二十三話、暗黒龍バハムート
ノースフィアによる初めての攻撃が行われてから十五日の月日が流れていた、この十五日間、ノースフィアの攻撃はなく、アリシアはそれを好機として闇の遺跡を周り、自身の力を十九段階目まで解放していた。
皇帝の寝室
アルムスは後半月後に自身の妻となる、スヤスヤと眠る少女を見つめていた。
「私の事が好きでも寂しさは消えていないか・・・」
愛理の言葉を聞き心境に少し変化のあったアリシアは、アルムス達に自分の気持ちを話していた、それは十五年掛けて作られた孤独感がどうしても消えてくれないのだと言う事だ。
「お前はやはりシアに似ているよ」
シアとは十一年前に亡くなったアルムスの前妻でニアの母親だ、十一年前にアルムスは移動中に交通事故に遭っており、その時の事故で戦闘能力と妻を失っていたのだ、そして前妻シアもどこか寂しそうな様子を感じさせる女性であった。
「だからこそ、私はお前を愛したのだろうな・・・」
そう言ってアルムスは眠るアリシアの頬に触れる。
「お休み、アリシア」
アリシアの頬から手を離したアルムスは横になり、夢の世界に旅立って行った。
中庭
「来なさい、レグルスフレイム、エピオノール、オベロウス、イーグレイム、そしてライアーンにスーレウム!」
アリシアは現在契約をしている六体の魔の者を呼んだ、レグルスフレイムは炎を発する巨大なゴーレム、エピオノールは青色のサソリ、オベロウスは赤い巨人、イーグレイムは黄色いフェニックスだ。
「やぁご主人、何か用かい?」
イーグレイムがアリシアに用を聞いてきた。
「ええ、私はこれより力の完全開放を行うわ、それにより私はメアに少し劣る程度の力を手に入れれるわ」
「素晴らしいっ!、ではないかっ!、剣や魔法の技量ではアリシア殿の方が圧倒的に上っ!、少し出力が劣る程度っ!、問題ではあるまいっ!」
言葉の最後が尻上がりになる変な喋り方をするオベロウスが、メアより少々出力が劣っても問題ではないと言う。

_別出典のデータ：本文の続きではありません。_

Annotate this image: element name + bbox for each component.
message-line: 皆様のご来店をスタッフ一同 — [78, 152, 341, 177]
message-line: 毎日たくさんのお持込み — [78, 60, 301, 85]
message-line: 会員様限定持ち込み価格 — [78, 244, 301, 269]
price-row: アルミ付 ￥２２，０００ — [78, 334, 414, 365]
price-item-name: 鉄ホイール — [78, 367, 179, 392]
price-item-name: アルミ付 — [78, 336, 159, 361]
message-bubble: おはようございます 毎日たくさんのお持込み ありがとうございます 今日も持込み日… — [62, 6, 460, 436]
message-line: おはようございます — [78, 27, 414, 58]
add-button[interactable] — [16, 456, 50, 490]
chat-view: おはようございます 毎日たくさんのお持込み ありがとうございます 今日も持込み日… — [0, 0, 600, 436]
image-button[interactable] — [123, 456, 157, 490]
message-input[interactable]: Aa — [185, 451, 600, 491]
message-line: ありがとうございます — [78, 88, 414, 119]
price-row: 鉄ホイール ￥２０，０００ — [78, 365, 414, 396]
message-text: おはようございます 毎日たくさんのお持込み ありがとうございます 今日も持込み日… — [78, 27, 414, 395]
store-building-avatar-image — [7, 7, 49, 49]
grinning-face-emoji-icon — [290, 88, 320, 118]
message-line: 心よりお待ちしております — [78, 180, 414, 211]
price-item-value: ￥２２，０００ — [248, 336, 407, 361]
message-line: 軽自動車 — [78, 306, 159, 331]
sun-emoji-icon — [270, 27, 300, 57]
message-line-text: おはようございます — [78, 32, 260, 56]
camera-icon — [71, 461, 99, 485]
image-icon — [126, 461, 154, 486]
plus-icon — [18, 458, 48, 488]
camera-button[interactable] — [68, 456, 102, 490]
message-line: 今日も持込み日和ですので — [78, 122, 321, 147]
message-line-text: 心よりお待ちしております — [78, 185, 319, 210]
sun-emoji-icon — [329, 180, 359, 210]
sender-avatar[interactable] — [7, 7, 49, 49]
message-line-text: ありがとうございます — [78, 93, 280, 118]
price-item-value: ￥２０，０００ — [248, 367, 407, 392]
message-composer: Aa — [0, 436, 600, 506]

「そうね、あの子が技量を身に付けるまでは私があの子に負ける事はなくなるでしょう、それは今の時点でも言える事だけどね」
実際、メア達は宣言通り闇の遺跡を回るアリシアの邪魔をしてきた、しかし、十五段階目まで力を開放した時点でアリシアはメアに傷付けられる事はなく、余裕でメアを打ち倒せるようになっていた、その為、アリシア自身もメアに負ける事は暫くはあり得ないと思っている。
「ただ、ゼロのスタイル使いの出力の高さを舐めてはいけないよ?、アリシア」
「分かってる、油断はしない」
「それなら良いわ、アリシアちゃん、さぁ、彼に会いに行きましょう?」
レグルスフレイムが言う最後の闇の者、その名はバハムート、初代皇帝ゾフィディアが一番信用していた魔の者にして、最高の実力を持つ漆黒の龍だ、帝国の国旗に描かれている龍もバハムートの姿を描いた物であり、帝国の象徴とも言える龍である。
「ええ」
最強の龍に打ち勝ち、力を完全なものとするつもりのアリシアは力強く頷くと、アルムスが探し場所が判明した二十箇所目の闇の遺跡に、イーグレイムに乗って、一人向かって行った。
最後の闇の遺跡
イーグレイムから降りたアリシアは最後の闇の遺跡の前に立っている、暫く遺跡を見つめていたアリシアは意を決して遺跡の中に入ろうとするが、背後から航空機の音がした為、振り返るそこにはアリシアがいつ現れても良いように上空にいてアリシアが帝国から移動した瞬間にこの場所に移動して来たのだろう、かなりの速度でこの場所に急行するメサイヤがいた。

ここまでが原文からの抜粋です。